Los expertos recomiendan no acercarse si se la ve en el agua ya que sus tentáculos pueden llegar a medir hasta 30 metros ni tocarla si se encuentra en la arena puesto que todavía puede soltar la sustancia tóxica que inyecta a sus presas. Los médicos explican que para tratar la picadura de una carabela portuguesa lo primero es quitar los tentáculos de la herida, pero nunca con las manos, lo suyo es utilizar algo como cartón o una tarjeta para retirarlas. Tras esto, hay que aplicar agua de mar, nunca agua dulce ni mucho menos vinagre o amoniaco. Y, por último, meter el brazo en agua caliente ayuda a que el veneno se inactive. Si aún así, las picaduras duelen o son muy grandes, se recomienda acudir a un doctor que mandará como tratamiento corticoides y analgésicos para el dolor.

Pez globo

Este pez, más conocido como Fugu por su denominación japonesa, es uno de los peces más letales con los que podemos encontrarnos en el mar.
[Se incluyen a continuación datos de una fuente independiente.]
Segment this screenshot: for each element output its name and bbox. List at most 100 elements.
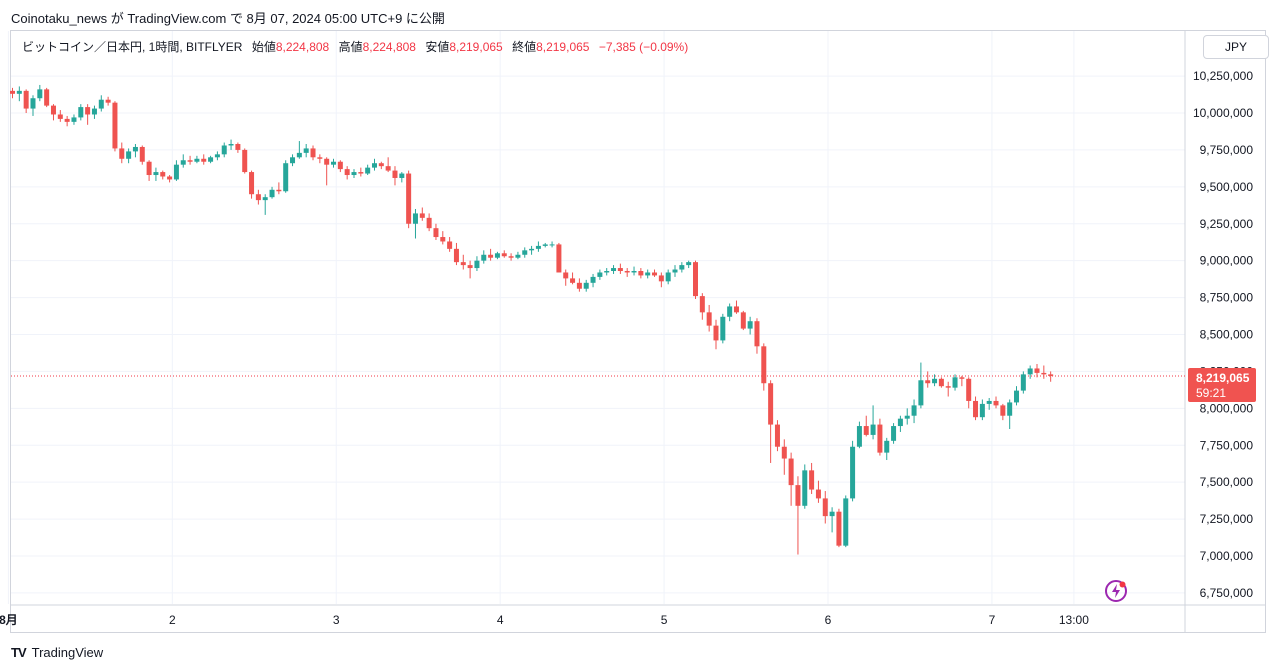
publish-info: Coinotaku_news が TradingView.com で 8月 07… xyxy=(11,11,445,26)
candle-body xyxy=(337,161,343,170)
candle xyxy=(385,157,391,173)
candle xyxy=(378,161,384,170)
candle-body xyxy=(194,158,200,162)
footer-brand[interactable]: TV TradingView xyxy=(11,645,103,660)
candle-body xyxy=(597,272,603,277)
candle xyxy=(836,508,842,548)
candle xyxy=(843,495,849,548)
candle xyxy=(652,269,658,277)
candle-body xyxy=(802,470,808,506)
candle-body xyxy=(344,169,350,176)
candle xyxy=(556,242,562,273)
candle-body xyxy=(488,254,494,258)
candle-body xyxy=(419,213,425,218)
candle xyxy=(249,170,255,199)
candle-body xyxy=(269,189,275,198)
candle-body xyxy=(71,117,77,122)
open-label: 始値 xyxy=(251,40,276,54)
candle-body xyxy=(392,170,398,178)
candle-body xyxy=(440,237,446,242)
candle-body xyxy=(590,276,596,283)
candle xyxy=(337,160,343,173)
candle xyxy=(870,405,876,440)
candle xyxy=(467,260,473,279)
candle-body xyxy=(979,403,985,418)
candle-body xyxy=(501,253,507,257)
candle-body xyxy=(249,172,255,195)
candle xyxy=(897,415,903,432)
currency-button[interactable]: JPY xyxy=(1203,35,1269,59)
candle-body xyxy=(570,278,576,283)
candle-body xyxy=(774,424,780,447)
candle xyxy=(344,166,350,180)
candle xyxy=(522,247,528,258)
candle-body xyxy=(529,248,535,251)
candle xyxy=(754,318,760,354)
candle-body xyxy=(57,114,63,119)
candle-body xyxy=(126,151,132,159)
candle-body xyxy=(788,458,794,486)
candle-body xyxy=(371,163,377,168)
candle xyxy=(1014,386,1020,406)
lightning-icon[interactable] xyxy=(1104,579,1128,603)
candle-body xyxy=(262,197,268,201)
candle-body xyxy=(64,118,70,122)
candle-body xyxy=(481,254,487,261)
candle xyxy=(440,231,446,245)
candle xyxy=(290,154,296,167)
candle xyxy=(699,293,705,320)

Pero no solo es un peligro en las aguas sino que también puede llegar a serlo en nuestro platos. Es típico en el país nipón comer fugu, un manjar que, si no se realiza correctamente, puede matar al comensal con su veneno (tetrodotoxina).

Sin embargo, en Japón la ley es muy clara al respecto y cualquiera no puede preparar platos de fugu sino que solo los cocineros que son entrenados con rigurosidad se les permite manejar este pez con fines culinarios.

Pez piedra (Synanceia horrida)

Conocido entre los expertos como Synanceia horrida habita en aguas tropicales de los océanos índico y Pacífico, pero sobre todo en Australia y en el archipiélago Malayo.

El sobrenombre de pez piedra se debe a que es parecido a las rocas, por lo que cuando nada entre ellas o se esconde en sus huecos, se camufla. Este animal tiene espinas con un potente veneno neurotóxico que puede ser mortal para los seres humanos.

Medusa de caja

A esta especie también se la conoce como avispa de mar (Chironex fleckeri). Es uno de los organismos más letales que hay en el mundo y como tal, se encuentra en Australia, bastante lejos de nuestro mar. Aún así, para los viajeros que les guste la aventura y visitar el país está bien que sepan de estas medusas porque pueden matar a una persona en apenas unos segundos.

De hecho, es uno de los protagonistas indiscutibles de la película Siete almas, protagonizada por Will Smith. En esta película, el personaje interpretado por Smith se suicida utilizando a esta medusa para poder donar sus órganos (y algunas propiedades) a siete personas que, según su opinión, merecen seguir viviendo.